To check this result using substitution, we must take the first and second derivatives of the general solution to substitute back into the original ODE.

$y'(x)=-2e^{-2x}(c_{1}\cos \pi x+c_{2}\sin \pi x)+e^{-2x}(-\pi c_{1}\sin \pi x+\pi c_{2}\cos \pi x)\,\!$ (5.10)

$y''(x)=4e^{-2x}(c_{1}\cos \pi x+c_{2}\sin \pi x)-2e^{-2x}(-\pi c_{1}\sin \pi x+\pi c_{2}\cos \pi x)-2e^{-2x}(-\pi c_{1}\sin \pi x+\pi c_{2}\cos \pi x)+e^{-2x}(-\pi ^{2}c_{1}\cos \pi x-\pi ^{2}c_{2}\sin \pi x)\,\!$ (5.11)
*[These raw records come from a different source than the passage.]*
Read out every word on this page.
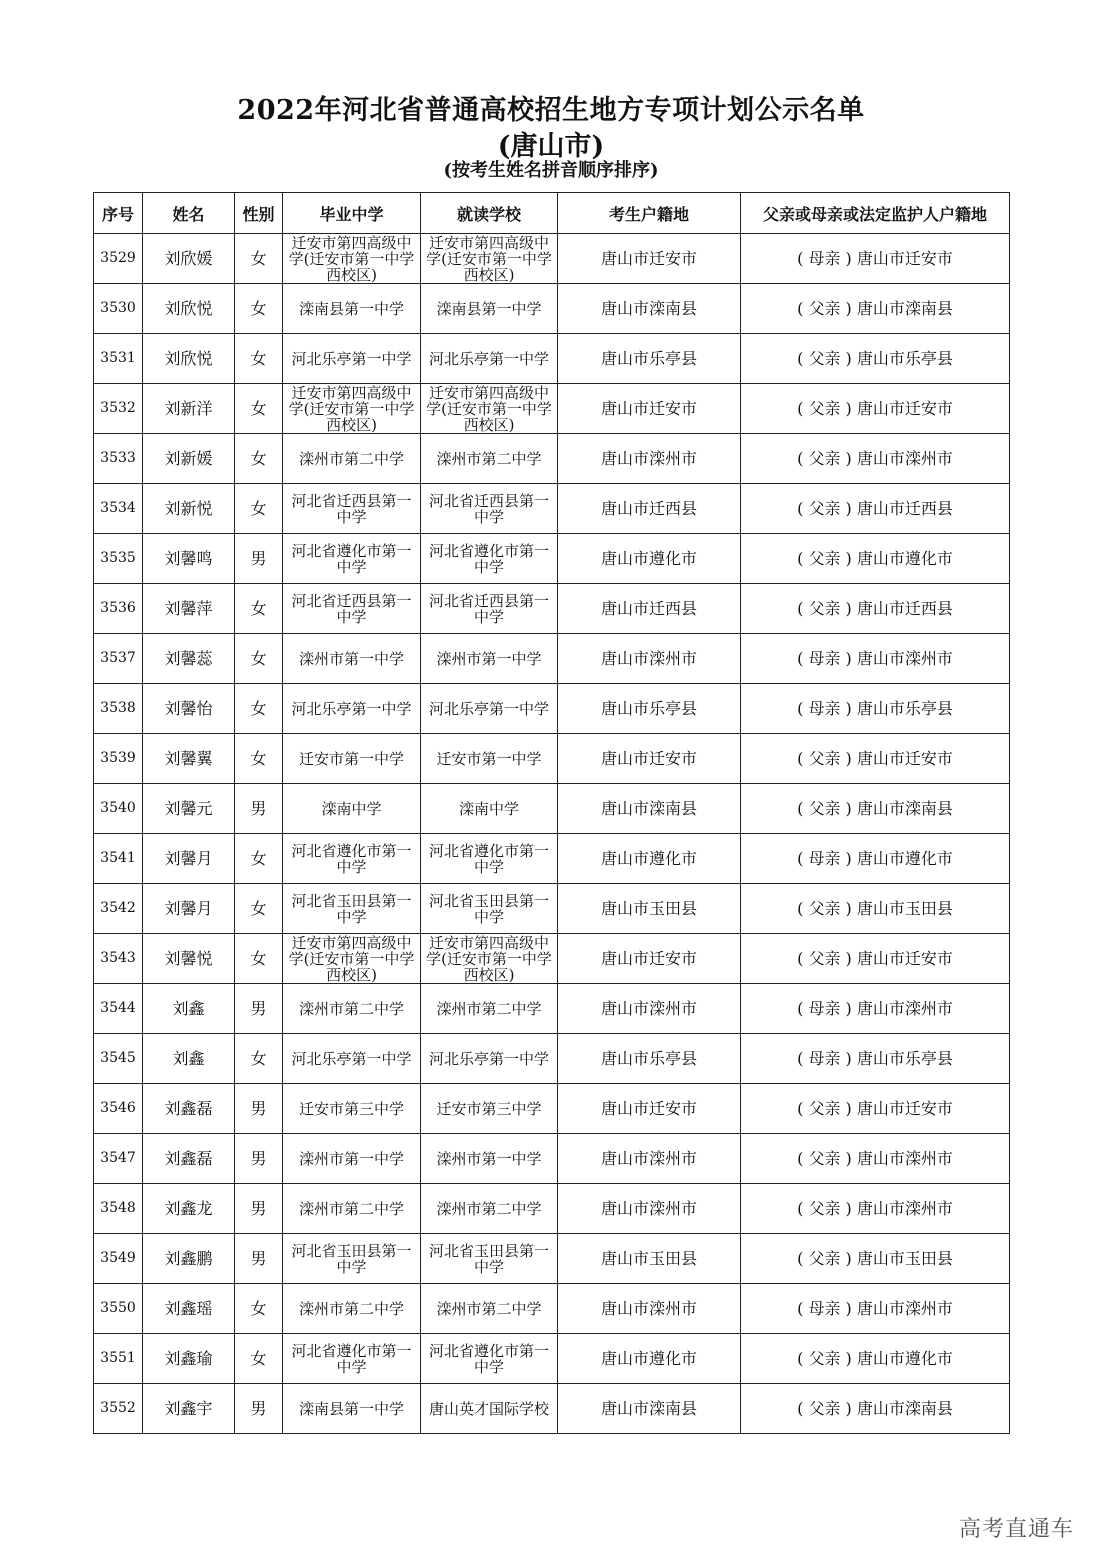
2022年河北省普通高校招生地方专项计划公示名单
(唐山市)
(按考生姓名拼音顺序排序)
序号	姓名	性别	毕业中学	就读学校	考生户籍地	父亲或母亲或法定监护人户籍地
3529	刘欣媛	女	迁安市第四高级中学(迁安市第一中学西校区)	迁安市第四高级中学(迁安市第一中学西校区)	唐山市迁安市	( 母亲 ) 唐山市迁安市
3530	刘欣悦	女	滦南县第一中学	滦南县第一中学	唐山市滦南县	( 父亲 ) 唐山市滦南县
3531	刘欣悦	女	河北乐亭第一中学	河北乐亭第一中学	唐山市乐亭县	( 父亲 ) 唐山市乐亭县
3532	刘新洋	女	迁安市第四高级中学(迁安市第一中学西校区)	迁安市第四高级中学(迁安市第一中学西校区)	唐山市迁安市	( 父亲 ) 唐山市迁安市
3533	刘新媛	女	滦州市第二中学	滦州市第二中学	唐山市滦州市	( 父亲 ) 唐山市滦州市
3534	刘新悦	女	河北省迁西县第一中学	河北省迁西县第一中学	唐山市迁西县	( 父亲 ) 唐山市迁西县
3535	刘馨鸣	男	河北省遵化市第一中学	河北省遵化市第一中学	唐山市遵化市	( 父亲 ) 唐山市遵化市
3536	刘馨萍	女	河北省迁西县第一中学	河北省迁西县第一中学	唐山市迁西县	( 父亲 ) 唐山市迁西县
3537	刘馨蕊	女	滦州市第一中学	滦州市第一中学	唐山市滦州市	( 母亲 ) 唐山市滦州市
3538	刘馨怡	女	河北乐亭第一中学	河北乐亭第一中学	唐山市乐亭县	( 母亲 ) 唐山市乐亭县
3539	刘馨翼	女	迁安市第一中学	迁安市第一中学	唐山市迁安市	( 父亲 ) 唐山市迁安市
3540	刘馨元	男	滦南中学	滦南中学	唐山市滦南县	( 父亲 ) 唐山市滦南县
3541	刘馨月	女	河北省遵化市第一中学	河北省遵化市第一中学	唐山市遵化市	( 母亲 ) 唐山市遵化市
3542	刘馨月	女	河北省玉田县第一中学	河北省玉田县第一中学	唐山市玉田县	( 父亲 ) 唐山市玉田县
3543	刘馨悦	女	迁安市第四高级中学(迁安市第一中学西校区)	迁安市第四高级中学(迁安市第一中学西校区)	唐山市迁安市	( 父亲 ) 唐山市迁安市
3544	刘鑫	男	滦州市第二中学	滦州市第二中学	唐山市滦州市	( 母亲 ) 唐山市滦州市
3545	刘鑫	女	河北乐亭第一中学	河北乐亭第一中学	唐山市乐亭县	( 母亲 ) 唐山市乐亭县
3546	刘鑫磊	男	迁安市第三中学	迁安市第三中学	唐山市迁安市	( 父亲 ) 唐山市迁安市
3547	刘鑫磊	男	滦州市第一中学	滦州市第一中学	唐山市滦州市	( 父亲 ) 唐山市滦州市
3548	刘鑫龙	男	滦州市第二中学	滦州市第二中学	唐山市滦州市	( 父亲 ) 唐山市滦州市
3549	刘鑫鹏	男	河北省玉田县第一中学	河北省玉田县第一中学	唐山市玉田县	( 父亲 ) 唐山市玉田县
3550	刘鑫瑶	女	滦州市第二中学	滦州市第二中学	唐山市滦州市	( 母亲 ) 唐山市滦州市
3551	刘鑫瑜	女	河北省遵化市第一中学	河北省遵化市第一中学	唐山市遵化市	( 父亲 ) 唐山市遵化市
3552	刘鑫宇	男	滦南县第一中学	唐山英才国际学校	唐山市滦南县	( 父亲 ) 唐山市滦南县
高考直通车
$=4e^{-2x}(c_{1}\cos \pi x+c_{2}\sin \pi x)-4e^{-2x}(-\pi c_{1}\sin \pi x+\pi c_{2}\cos \pi x)+e^{-2x}(-\pi ^{2}c_{1}\cos \pi x-\pi ^{2}c_{2}\sin \pi x)\,\!$ Substituting back into the original ODE gives

$y''+4y'+(\pi ^{2}+4)y=0\,\!$ (5.12)

$4e^{-2x}(c_{1}\cos \pi x+c_{2}\sin \pi x)-{\cancelto {0}{4e^{-2x}(-\pi c_{1}\sin \pi x+\pi c_{2}\cos \pi x)}}+e^{-2x}(-\pi ^{2}c_{1}\cos \pi x-\pi ^{2}c_{2}\sin \pi x)-8e^{-2x}(c_{1}\cos \pi x+c_{2}\sin \pi x)+{\cancelto {0}{4e^{-2x}(-\pi c_{1}\sin \pi x+\pi c_{2}\cos \pi x)}}+(\pi ^{2}+4)(e^{-2x})(c_{1}\cos \pi x+c_{2}\sin \pi x)=0\,\!$ ${\cancelto {0}{-4e^{-2x}(c_{1}\cos \pi x+c_{2}\sin \pi x)}}+{\cancelto {0}{e^{-2x}(-\pi ^{2}c_{1}\cos \pi x-\pi ^{2}c_{2}\sin \pi x)}}+{\cancelto {0}{(\pi ^{2}+4)(e^{-2x})(c_{1}\cos \pi x+c_{2}\sin \pi x)}}=0\,\!$ Since all terms cancel to 0, $y_{(}x)=e^{-2x}(c_{1}\cos \pi x+c_{2}\sin \pi x)\,\!$ is a general solution to the original ODE.